"Agibilità e punti fermi". Conte cerca l'incidente per sganciarsi dai 5s

Trattativa surreale con Grillo con il veto alla diarchia. Fico e Di Maio gli unici a rafforzarsi

"Agibilità e punti fermi". Conte cerca l'incidente per sganciarsi dai 5s

«È proseguito anche oggi il lavoro del comitato dei 7, collegati in videoconferenza. C'è una grande determinazione e si stanno affrontando con massima attenzione tutte le questioni», dicono dal M5s. Eppure la trattativa si muove al rallenty. Un passo avanti e uno indietro. In un susseguirsi di trovate lessicali per cercare di modellare la realtà e ricomporre la frattura. Dal «comitato» alla «diarchia», dall'«agibilità politica» pretesa da Giuseppe Conte alla codifica del ruolo del «visionario» per Beppe Grillo. Il partito liquido dei meetup e delle graticole si è trasformato nell'ectoplasma delle veline e delle conventicole. Nel bunker dell'avvocato di Volturara Appula sono saliti sull'ottovolante. Sabato pomeriggio lo Staff faceva trapelare la volontà di fare la pace. Passano meno di 24 ore e l'ex premier riparte a dettare le condizioni, i suoi «punti fermi». E quindi «sì all'accordo ma no alla diarchia», fa sapere. Un gioco al rialzo che fa crescere i sospetti nella truppa parlamentare. Così circolano di nuovo voci secondo cui Conte stia facendo di tutto per provocare l'incidente e creare il suo partito personale. Fallito il blitz per cancellare Grillo e lanciare l'Opa sul M5s, l'ex presidente del Consiglio non si accontenterebbe di fare il leader dimezzato. Costretto, di volta in volta, a confrontarsi con il Garante.

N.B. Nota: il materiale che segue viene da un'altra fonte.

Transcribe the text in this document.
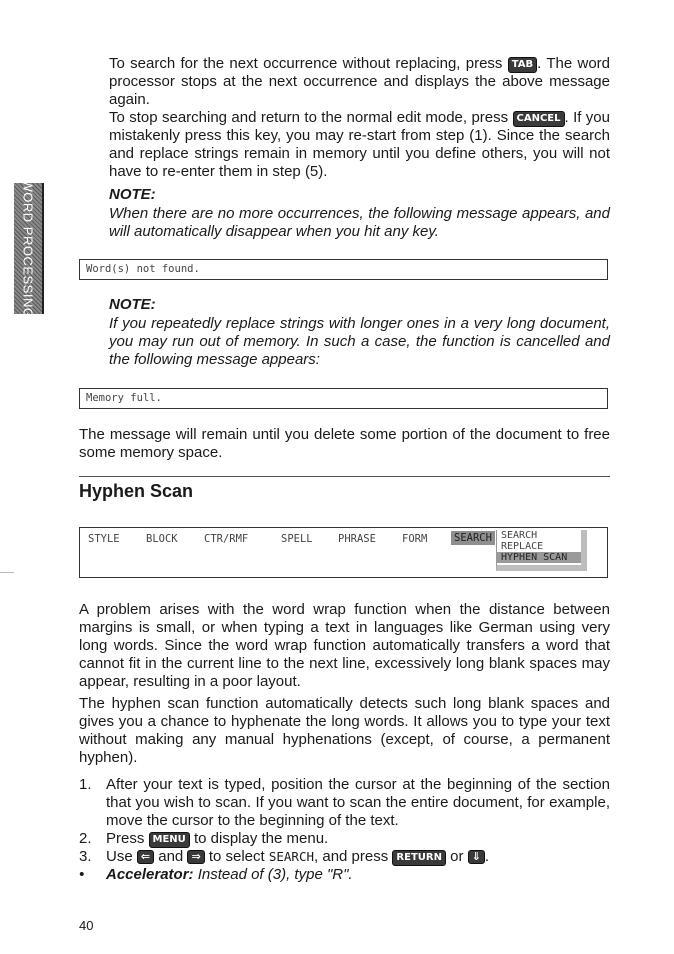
WORD PROCESSING

To search for the next occurrence without replacing, press TAB . The word processor stops at the next occurrence and displays the above message again.

To stop searching and return to the normal edit mode, press CANCEL . If you mistakenly press this key, you may re-start from step (1). Since the search and replace strings remain in memory until you define others, you will not have to re-enter them in step (5).

NOTE:

When there are no more occurrences, the following message appears, and will automatically disappear when you hit any key.

Word(s) not found.

NOTE:

If you repeatedly replace strings with longer ones in a very long document, you may run out of memory. In such a case, the function is cancelled and the following message appears:

Memory full.

The message will remain until you delete some portion of the document to free some memory space.

Hyphen Scan
STYLE	BLOCK	CTR/RMF	SPELL PHRASE FORM	SEARCH SEARCH
REPLACE
HYPHEN SCAN

A problem arises with the word wrap function when the distance between margins is small, or when typing a text in languages like German using very long words. Since the word wrap function automatically transfers a word that cannot fit in the current line to the next line, excessively long blank spaces may appear, resulting in a poor layout.

The hyphen scan function automatically detects such long blank spaces and gives you a chance to hyphenate the long words. It allows you to type your text without making any manual hyphenations (except, of course, a permanent hyphen).

1. After your text is typed, position the cursor at the beginning of the section that you wish to scan. If you want to scan the entire document, for example, move the cursor to the beginning of the text.
2. Press MENU to display the menu.
3. Use ⇐ and ⇒ to select SEARCH, and press RETURN or ⇓ .
• Accelerator: Instead of (3), type "R".

40
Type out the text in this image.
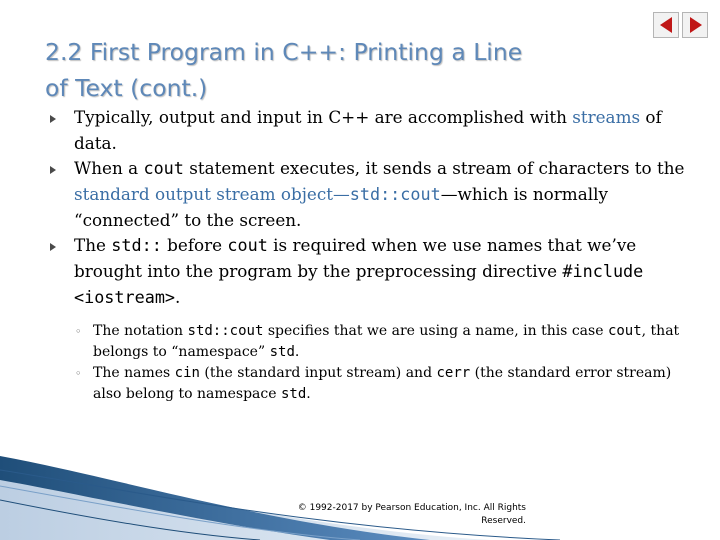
2.2 First Program in C++: Printing a Line
of Text (cont.)

Typically, output and input in C++ are accomplished with streams of data.

When a cout statement executes, it sends a stream of characters to the standard output stream object—std::cout—which is normally “connected” to the screen.

The std:: before cout is required when we use names that we’ve brought into the program by the preprocessing directive #include <iostream>.

◦ The notation std::cout specifies that we are using a name, in this case cout, that belongs to “namespace” std.

◦ The names cin (the standard input stream) and cerr (the standard error stream) also belong to namespace std.

© 1992-2017 by Pearson Education, Inc. All Rights
Reserved.
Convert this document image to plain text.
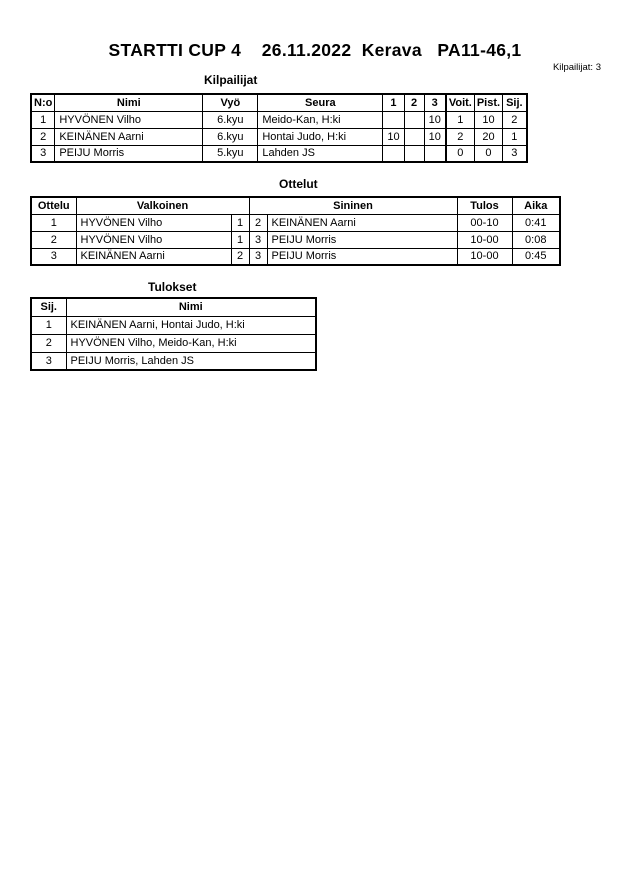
STARTTI CUP 4    26.11.2022  Kerava   PA11-46,1
Kilpailijat: 3
Kilpailijat
N:o	Nimi	Vyö	Seura	1	2	3	Voit.	Pist.	Sij.
1	HYVÖNEN Vilho	6.kyu	Meido-Kan, H:ki			10	1	10	2
2	KEINÄNEN Aarni	6.kyu	Hontai Judo, H:ki	10		10	2	20	1
3	PEIJU Morris	5.kyu	Lahden JS				0	0	3
Ottelut
Ottelu	Valkoinen		Sininen		Tulos	Aika
1	HYVÖNEN Vilho	1	2	KEINÄNEN Aarni	00-10	0:41
2	HYVÖNEN Vilho	1	3	PEIJU Morris	10-00	0:08
3	KEINÄNEN Aarni	2	3	PEIJU Morris	10-00	0:45
Tulokset
Sij.	Nimi
1	KEINÄNEN Aarni, Hontai Judo, H:ki
2	HYVÖNEN Vilho, Meido-Kan, H:ki
3	PEIJU Morris, Lahden JS
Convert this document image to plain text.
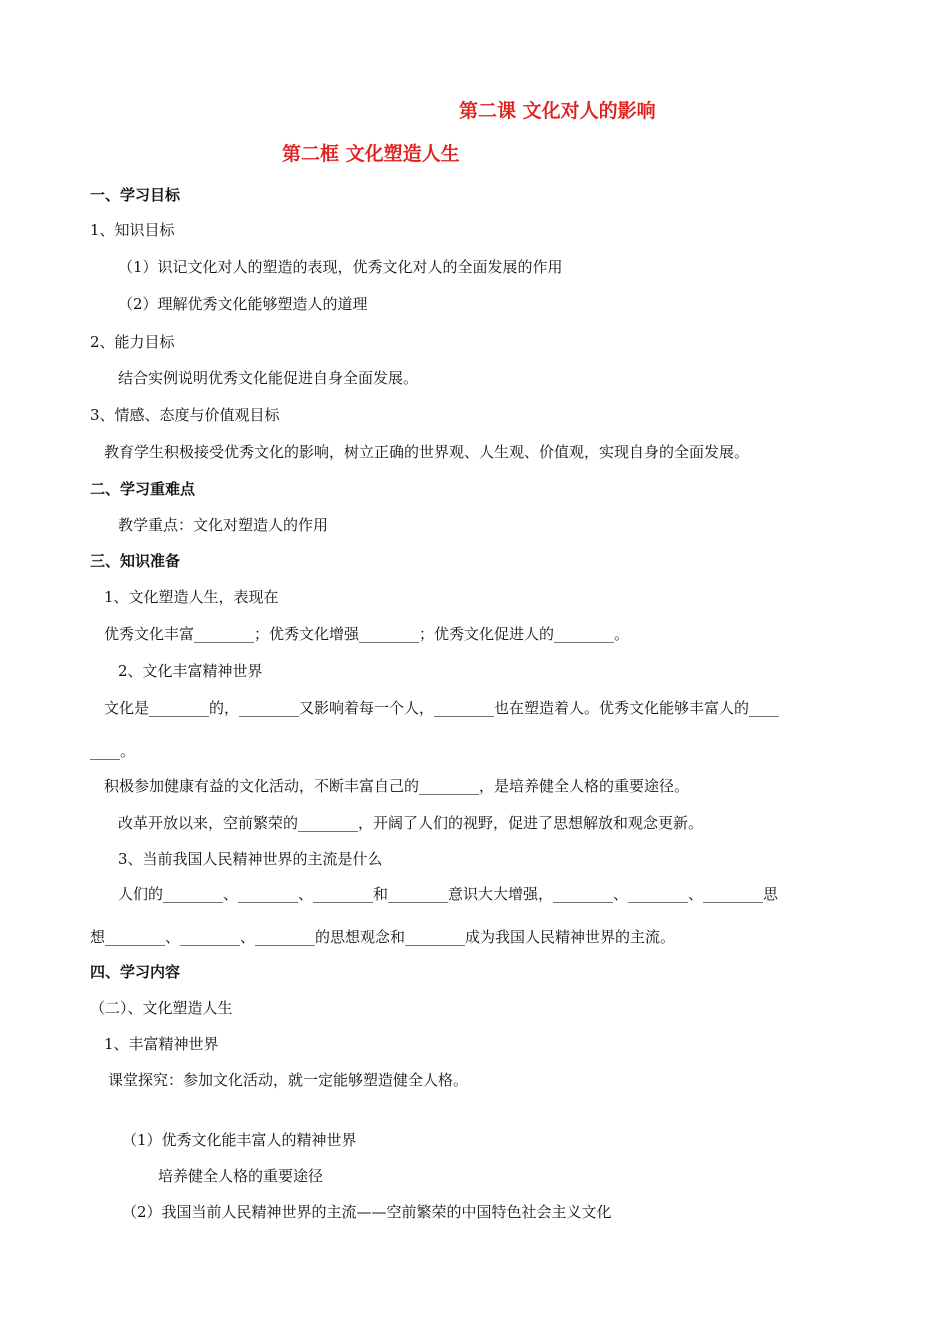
第二课 文化对人的影响
第二框 文化塑造人生
一、学习目标
1、知识目标
（1）识记文化对人的塑造的表现，优秀文化对人的全面发展的作用
（2）理解优秀文化能够塑造人的道理
2、能力目标
结合实例说明优秀文化能促进自身全面发展。
3、情感、态度与价值观目标
教育学生积极接受优秀文化的影响，树立正确的世界观、人生观、价值观，实现自身的全面发展。
二、学习重难点
教学重点：文化对塑造人的作用
三、知识准备
1、文化塑造人生，表现在
优秀文化丰富________；优秀文化增强________；优秀文化促进人的________。
2、文化丰富精神世界
文化是________的，________又影响着每一个人，________也在塑造着人。优秀文化能够丰富人的____
____。
积极参加健康有益的文化活动，不断丰富自己的________，是培养健全人格的重要途径。
改革开放以来，空前繁荣的________，开阔了人们的视野，促进了思想解放和观念更新。
3、当前我国人民精神世界的主流是什么
人们的________、________、________和________意识大大增强，________、________、________思
想________、________、________的思想观念和________成为我国人民精神世界的主流。
四、学习内容
（二）、文化塑造人生
1、丰富精神世界
课堂探究：参加文化活动，就一定能够塑造健全人格。
（1）优秀文化能丰富人的精神世界
培养健全人格的重要途径
（2）我国当前人民精神世界的主流——空前繁荣的中国特色社会主义文化
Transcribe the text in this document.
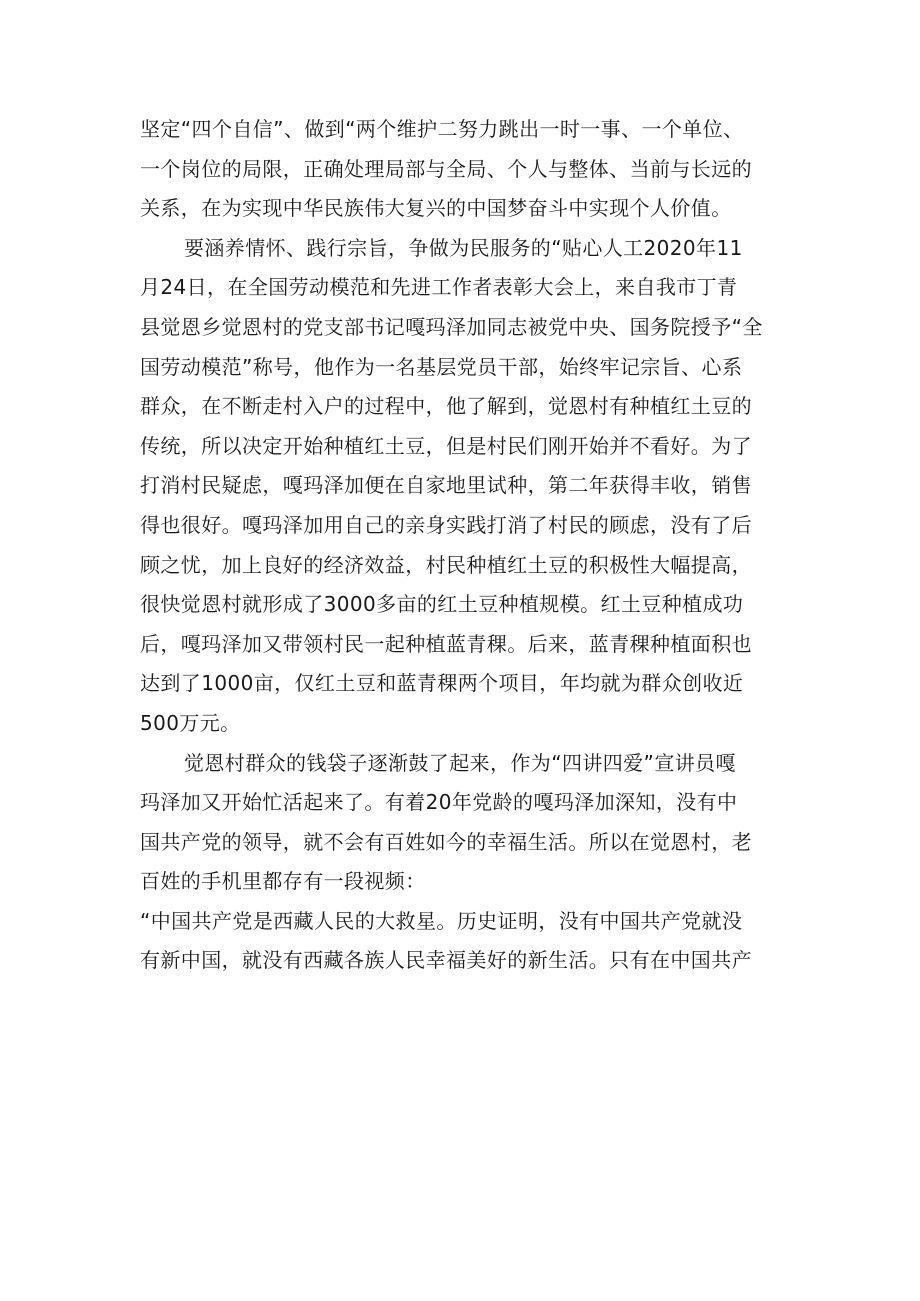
坚定“四个自信”、做到“两个维护二努力跳出一时一事、一个单位、

一个岗位的局限，正确处理局部与全局、个人与整体、当前与长远的

关系，在为实现中华民族伟大复兴的中国梦奋斗中实现个人价值。

要涵养情怀、践行宗旨，争做为民服务的“贴心人工2020年11

月24日，在全国劳动模范和先进工作者表彰大会上，来自我市丁青

县觉恩乡觉恩村的党支部书记嘎玛泽加同志被党中央、国务院授予“全

国劳动模范”称号，他作为一名基层党员干部，始终牢记宗旨、心系

群众，在不断走村入户的过程中，他了解到，觉恩村有种植红土豆的

传统，所以决定开始种植红土豆，但是村民们刚开始并不看好。为了

打消村民疑虑，嘎玛泽加便在自家地里试种，第二年获得丰收，销售

得也很好。嘎玛泽加用自己的亲身实践打消了村民的顾虑，没有了后

顾之忧，加上良好的经济效益，村民种植红土豆的积极性大幅提高，

很快觉恩村就形成了3000多亩的红土豆种植规模。红土豆种植成功

后，嘎玛泽加又带领村民一起种植蓝青稞。后来，蓝青稞种植面积也

达到了1000亩，仅红土豆和蓝青稞两个项目，年均就为群众创收近

500万元。

觉恩村群众的钱袋子逐渐鼓了起来，作为“四讲四爱”宣讲员嘎

玛泽加又开始忙活起来了。有着20年党龄的嘎玛泽加深知，没有中

国共产党的领导，就不会有百姓如今的幸福生活。所以在觉恩村，老

百姓的手机里都存有一段视频：

“中国共产党是西藏人民的大救星。历史证明，没有中国共产党就没

有新中国，就没有西藏各族人民幸福美好的新生活。只有在中国共产
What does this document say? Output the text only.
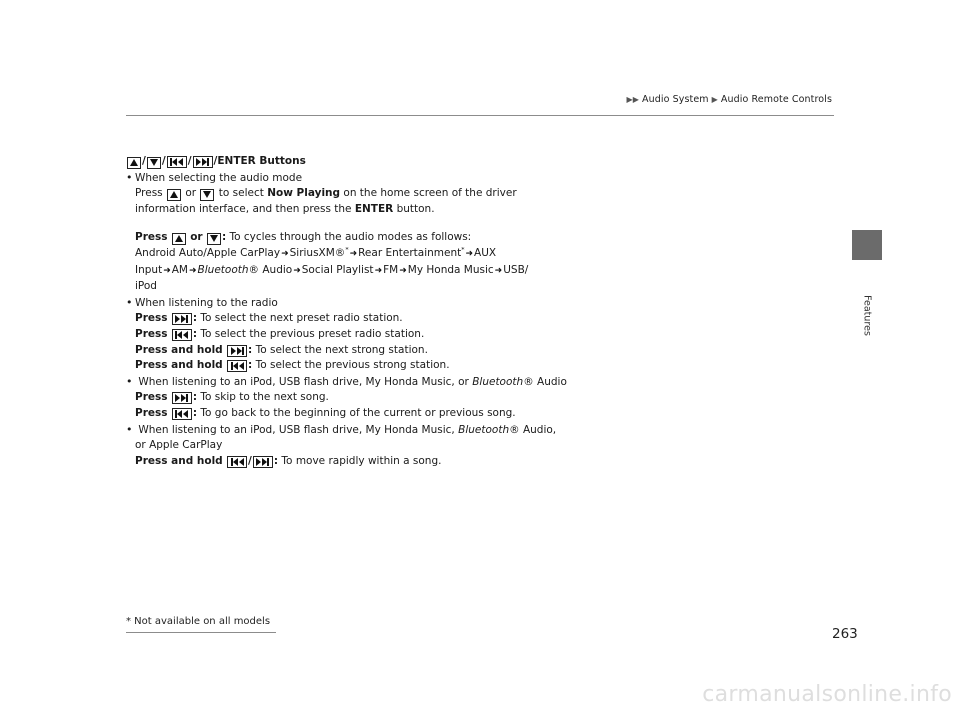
▶▶ Audio System ▶ Audio Remote Controls
Features
/ / / /ENTER Buttons
• When selecting the audio mode
Press or to select Now Playing on the home screen of the driver
information interface, and then press the ENTER button.
Press or : To cycles through the audio modes as follows:
Android Auto/Apple CarPlay➜SiriusXM®*➜Rear Entertainment*➜AUX
Input➜AM➜Bluetooth® Audio➜Social Playlist➜FM➜My Honda Music➜USB/
iPod
• When listening to the radio
Press : To select the next preset radio station.
Press : To select the previous preset radio station.
Press and hold : To select the next strong station.
Press and hold : To select the previous strong station.
• When listening to an iPod, USB flash drive, My Honda Music, or Bluetooth® Audio
Press : To skip to the next song.
Press : To go back to the beginning of the current or previous song.
• When listening to an iPod, USB flash drive, My Honda Music, Bluetooth® Audio,
or Apple CarPlay
Press and hold / : To move rapidly within a song.
* Not available on all models
263
carmanualsonline.info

Con il quale i rapporti si sono deteriorati anche dal punto di vista personale. Conte, da un lato, è spinto verso la lista autonoma da molti dei suoi consiglieri, dall'altro teme che la sua operazione politica possa fallire alla prova dei numeri e del consenso. Grillo, Luigi Di Maio e Roberto Fico aspettano che l'avvocato faccia la prossima mossa. La risoluzione della crisi sta tutta nello scioglimento dei dubbi che attanagliano Conte e i suoi. Per questo motivo, il Movimento si trova ancora immerso nel paradosso di una trattativa con alcuni «punti fermi» su cui il capo politico designato non transige. Ma, come tutti sanno, non esistono mediazioni fatte di paletti rigidi. Per farsi un'idea del clima che si respira tra i contiani, basta leggere l'editoriale di ieri del direttore del Fatto Quotidiano Marco Travaglio, in cui il giornalista smonta e deride l'idea del comitato dei sette saggi.

Gli unici a uscire rafforzati dalla trattativa più pazza del mondo sono Di Maio e Fico. In caso di accordo, saranno considerati i salvatori dell'unità grillina. In caso contrario, saranno loro gli uomini ai quali Grillo affiderà le chiavi della sua creatura. Mentre Conte è di fronte a un bivio: accettare la diarchia che dice di voler evitare oppure rischiare di mettersi in proprio. Entrambe le soluzioni non rientravano nei piani dell'ex premier, che invece avrebbe preferito rivoltare come un calzino il vecchio M5s. Intanto il Garante incassa il sostegno di più di cento tra attivisti, consiglieri municipali, comunali e regionali, che però chiedono a Grillo di continuare sulla linea dura del post «una bozza e via» del 29 giugno scorso. Dunque, votazione su Rousseau del comitato direttivo a cinque.

Si tratta degli stessi eletti locali che avevano diffidato Vito Crimi dall'organizzare un voto su una piattaforma diversa da quella gestita da Davide Casaleggio. «Batti un colpo! Ci stanno fregando», scrivono gli ortodossi, che vogliono anche rompere con il governo Draghi.